A drug used in the treatment of heart failure may be able to treat amyotrophic lateral sclerosis, according to a recent study.
Researchers at the Washington University School of Medicine in St. Louis found that Digoxin may be adaptable for the treatment of amyotrophic lateral sclerosis (ALS), a progressive, paralyzing disease.
ALS, also known as Lou Gehrig's disease, destroys the nerve cells that control muscles. This leads to loss of mobility, difficulty breathing and swallowing and eventually death. Riluzole, the sole medication approved to treat the disease, has only marginal benefits in patients.
The research team found that when they reduced the activity of an enzyme or limited cells' ability to make copies of the enzyme, the disease's destruction of nerve cells stopped. The enzyme maintains the proper balance of sodium and potassium in cells.
"We blocked the enzyme with digoxin," Azad Bonni, senior author of the study, said in a statement. "This had a very strong effect, preventing the death of nerve cells that are normally killed in a cell culture model of ALS."
The results stemmed from Bonni's studies of brain cells' stress responses in a mouse model of ALS. The mice have a mutated version of a gene that causes an inherited form of the disease and develop many of the same symptoms seen in humans with ALS, including paralysis and death.
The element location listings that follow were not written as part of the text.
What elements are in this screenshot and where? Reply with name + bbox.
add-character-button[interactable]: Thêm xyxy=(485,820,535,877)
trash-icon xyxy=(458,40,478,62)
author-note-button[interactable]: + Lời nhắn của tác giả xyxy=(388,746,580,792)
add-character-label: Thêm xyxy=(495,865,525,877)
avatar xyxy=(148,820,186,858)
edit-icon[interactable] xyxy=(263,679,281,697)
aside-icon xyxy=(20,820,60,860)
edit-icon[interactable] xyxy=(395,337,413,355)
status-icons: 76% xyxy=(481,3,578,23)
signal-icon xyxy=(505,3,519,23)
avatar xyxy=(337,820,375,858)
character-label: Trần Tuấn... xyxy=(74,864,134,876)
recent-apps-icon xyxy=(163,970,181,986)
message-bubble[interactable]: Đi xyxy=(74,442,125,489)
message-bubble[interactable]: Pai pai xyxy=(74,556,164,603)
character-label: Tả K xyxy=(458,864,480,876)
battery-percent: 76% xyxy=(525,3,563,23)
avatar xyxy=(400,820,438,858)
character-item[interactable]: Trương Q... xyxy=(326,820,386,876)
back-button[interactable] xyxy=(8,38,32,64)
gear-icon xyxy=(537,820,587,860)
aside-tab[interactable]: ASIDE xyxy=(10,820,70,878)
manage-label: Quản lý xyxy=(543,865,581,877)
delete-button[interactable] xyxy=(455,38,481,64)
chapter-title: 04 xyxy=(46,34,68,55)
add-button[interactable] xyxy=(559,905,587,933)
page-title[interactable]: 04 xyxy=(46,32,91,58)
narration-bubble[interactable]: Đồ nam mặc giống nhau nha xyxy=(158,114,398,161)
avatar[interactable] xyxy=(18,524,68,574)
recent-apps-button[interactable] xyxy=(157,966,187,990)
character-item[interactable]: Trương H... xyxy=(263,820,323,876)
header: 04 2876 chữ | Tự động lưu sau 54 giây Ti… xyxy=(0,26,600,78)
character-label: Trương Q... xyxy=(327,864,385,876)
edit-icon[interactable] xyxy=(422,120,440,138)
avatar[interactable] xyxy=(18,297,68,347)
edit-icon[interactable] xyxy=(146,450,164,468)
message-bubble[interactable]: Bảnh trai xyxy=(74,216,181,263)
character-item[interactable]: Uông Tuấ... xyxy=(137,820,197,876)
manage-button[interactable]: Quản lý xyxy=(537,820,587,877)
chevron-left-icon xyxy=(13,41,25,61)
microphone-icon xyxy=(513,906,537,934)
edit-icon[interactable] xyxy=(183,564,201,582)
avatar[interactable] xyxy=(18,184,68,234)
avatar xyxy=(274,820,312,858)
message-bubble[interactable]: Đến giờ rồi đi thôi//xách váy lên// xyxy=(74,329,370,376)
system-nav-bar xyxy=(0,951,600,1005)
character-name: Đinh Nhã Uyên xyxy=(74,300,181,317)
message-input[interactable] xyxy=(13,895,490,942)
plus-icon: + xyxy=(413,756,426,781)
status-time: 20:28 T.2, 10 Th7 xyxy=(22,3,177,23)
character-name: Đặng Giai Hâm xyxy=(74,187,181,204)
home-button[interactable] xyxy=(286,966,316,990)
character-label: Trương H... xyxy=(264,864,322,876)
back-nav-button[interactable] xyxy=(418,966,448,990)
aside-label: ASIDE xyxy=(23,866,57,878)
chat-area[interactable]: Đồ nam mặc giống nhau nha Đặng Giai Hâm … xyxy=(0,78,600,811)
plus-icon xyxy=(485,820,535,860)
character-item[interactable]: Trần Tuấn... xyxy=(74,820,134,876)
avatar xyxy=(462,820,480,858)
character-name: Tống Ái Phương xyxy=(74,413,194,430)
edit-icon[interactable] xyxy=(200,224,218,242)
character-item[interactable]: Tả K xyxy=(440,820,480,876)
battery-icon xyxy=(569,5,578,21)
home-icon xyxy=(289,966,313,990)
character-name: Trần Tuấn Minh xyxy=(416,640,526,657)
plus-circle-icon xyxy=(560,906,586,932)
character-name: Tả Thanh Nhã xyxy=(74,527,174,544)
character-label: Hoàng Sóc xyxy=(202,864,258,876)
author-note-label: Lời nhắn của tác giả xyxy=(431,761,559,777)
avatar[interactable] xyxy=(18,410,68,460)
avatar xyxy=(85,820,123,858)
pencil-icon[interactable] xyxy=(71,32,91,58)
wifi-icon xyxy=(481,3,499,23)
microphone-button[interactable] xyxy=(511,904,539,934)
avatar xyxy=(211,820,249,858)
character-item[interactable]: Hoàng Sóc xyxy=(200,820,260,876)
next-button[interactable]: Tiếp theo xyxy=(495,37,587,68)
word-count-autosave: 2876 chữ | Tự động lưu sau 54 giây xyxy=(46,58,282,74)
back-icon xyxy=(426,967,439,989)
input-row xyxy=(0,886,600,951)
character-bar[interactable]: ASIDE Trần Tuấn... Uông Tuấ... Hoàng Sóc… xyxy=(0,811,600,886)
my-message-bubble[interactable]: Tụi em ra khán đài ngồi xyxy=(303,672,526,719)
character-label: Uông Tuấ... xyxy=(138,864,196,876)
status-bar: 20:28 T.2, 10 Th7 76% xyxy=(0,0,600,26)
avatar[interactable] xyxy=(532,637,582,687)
Efforts to monitor the activity of a stress response protein in the mice unexpectedly led the scientists to another protein: sodium-potassium ATPase. This enzyme ejects charged sodium particles from cells and takes in charged potassium particles, allowing cells to maintain an electrical charge across their outer membranes.
Maintenance of this charge is essential for the normal function of cells. The particular sodium-potassium ATPase highlighted by Bonni's studies is found in nervous system cells called astrocytes. In the ALS mice, levels of the enzyme are higher than normal in astrocytes.
Bonni and his colleagues found that the increase in sodium-potassium ATPase led the astrocytes to release harmful factors called inflammatory cytokines, which may kill motor neurons.
Many important questions remain about whether and how inhibitors of the sodium-potassium ATPase enzyme might be used to slow progressive paralysis in ALS, but Bonni said the study offers an exciting starting point for further studies.
The findings appear online Oct. 26 in Nature Neuroscience.